**A. Analysis of the Abundancy Index**

Let f(p, k) = I(p^k) = Sigma[p^k]/(p^k).

This is a rational function of two parameters: a prime p and the exponent k.

Fix p :

I(p^k) = g(c_1, k) = I(c^k) where {c_1} = a fixed Euler prime p

Fix k :

I(p^k) = g(p, c_2) = I(p^{c_2}) where {c_2} = a fixed exponent k of the Euler prime p

Note that:

I(p^k) is a monotone decreasing function of p (for constant k)

I(p^k) is a monotone increasing function of k (for constant p)

In both cases, f(p^k) = I(p^k) is a monotone rational function of the parameters p and k.

It follows that, for both cases, f is injective. (That is, "counting" will be possible.)

In order for f to be bijective, f has to be surjective.

(That is, in order to guarantee existence of the pre-image(s).)

Given a rational number a/b, does the equation I(x) = a/b always have (at least) one solution?

To this end, we have the following definitions of terms:

Definition A.0 Let a rational number q = a/b be given in lowest terms (i.e. gcd(a, b) = 1).

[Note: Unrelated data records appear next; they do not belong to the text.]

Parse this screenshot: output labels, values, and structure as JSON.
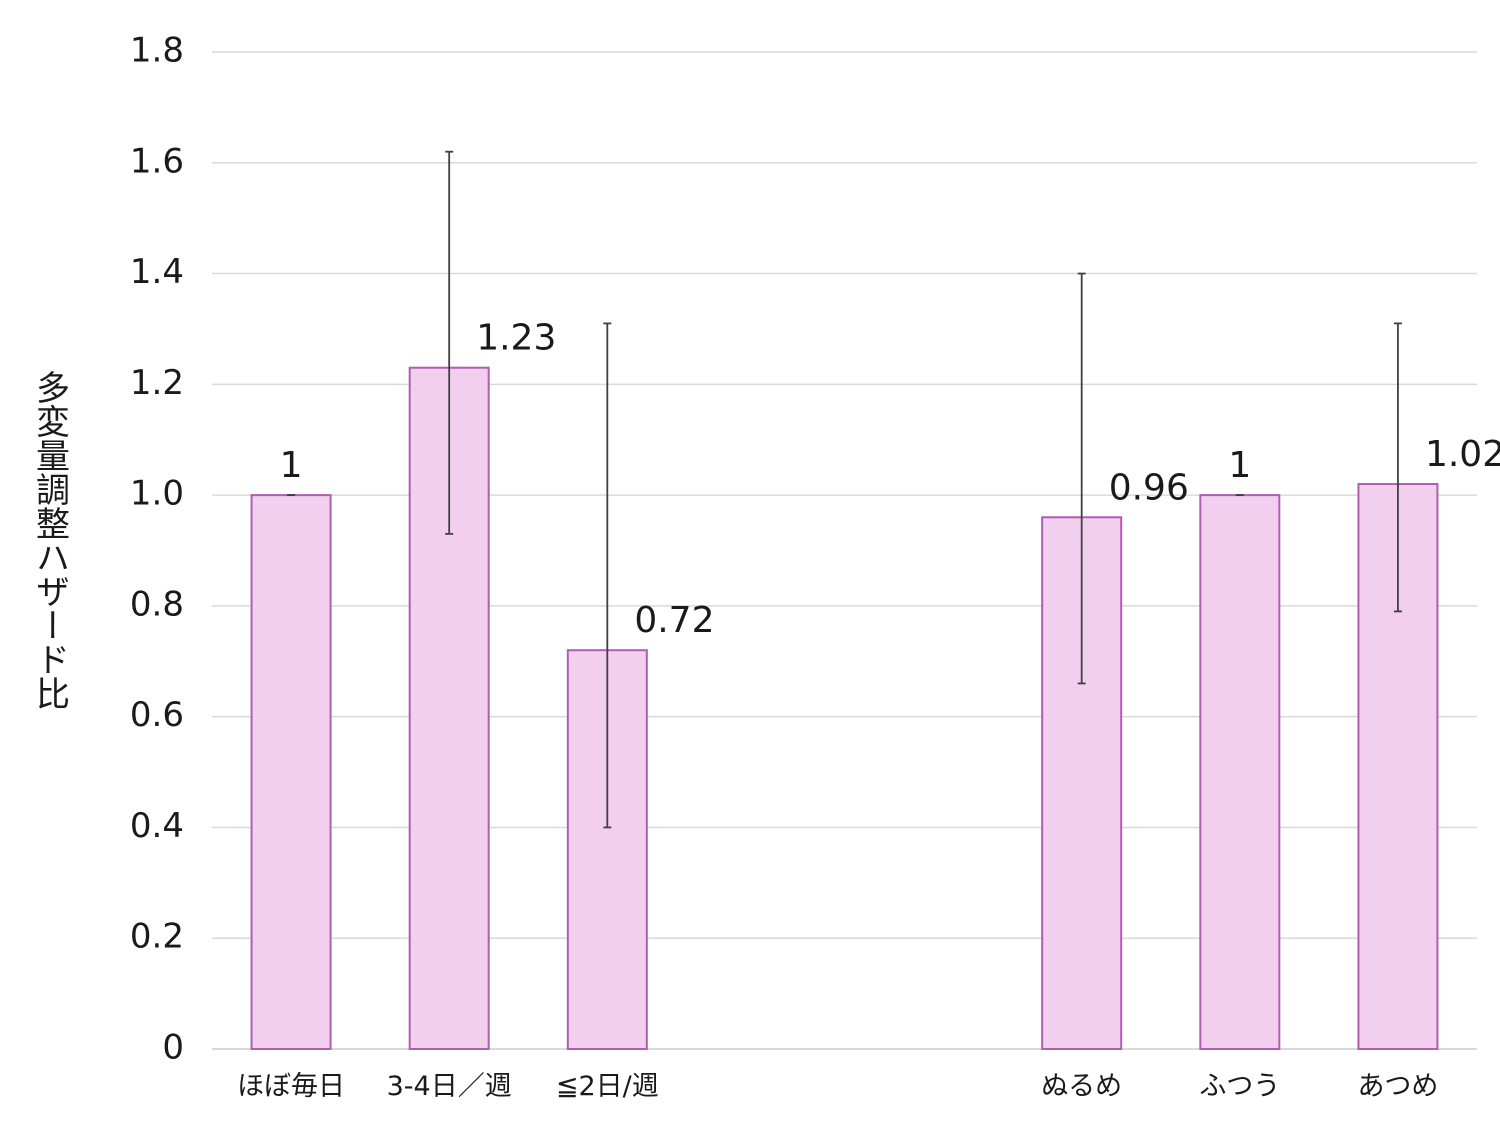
{
  "chart_data": {
    "type": "bar",
    "title": "",
    "xlabel": "",
    "ylabel": "多変量調整ハザード比",
    "ylim": [
      0,
      1.8
    ],
    "yticks": [
      "0",
      "0.2",
      "0.4",
      "0.6",
      "0.8",
      "1.0",
      "1.2",
      "1.4",
      "1.6",
      "1.8"
    ],
    "grid": true,
    "categories": [
      "ほぼ毎日",
      "3-4日／週",
      "≦2日/週",
      "",
      "",
      "ぬるめ",
      "ふつう",
      "あつめ"
    ],
    "values": [
      1,
      1.23,
      0.72,
      null,
      null,
      0.96,
      1,
      1.02
    ],
    "data_labels": [
      "1",
      "1.23",
      "0.72",
      "",
      "",
      "0.96",
      "1",
      "1.02"
    ],
    "error_low": [
      1,
      0.93,
      0.4,
      null,
      null,
      0.66,
      1,
      0.79
    ],
    "error_high": [
      1,
      1.62,
      1.31,
      null,
      null,
      1.4,
      1,
      1.31
    ],
    "colors": {
      "bar_fill": "#f2cfee",
      "bar_stroke": "#b05eb0",
      "grid": "#d9d9d9",
      "error": "#404040"
    }
  }
}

Let x be in Z+.

(i) If I(x) = q has no solution, then q is called an abundancy outlaw.

(ii) If I(x) = q has at least one solution, then q is called an abundancy index.

Definition A.1 Let a rational number q = a/b be given in lowest terms (i.e. gcd(a, b) = 1). Let x be in Z+.

Suppose q is an abundancy index.

(i) If I(x) = q has exactly one solution, then x is called a solitary number.

(ii) If x is one of at least two solutions of I(x) = q, then x is called a friendly number.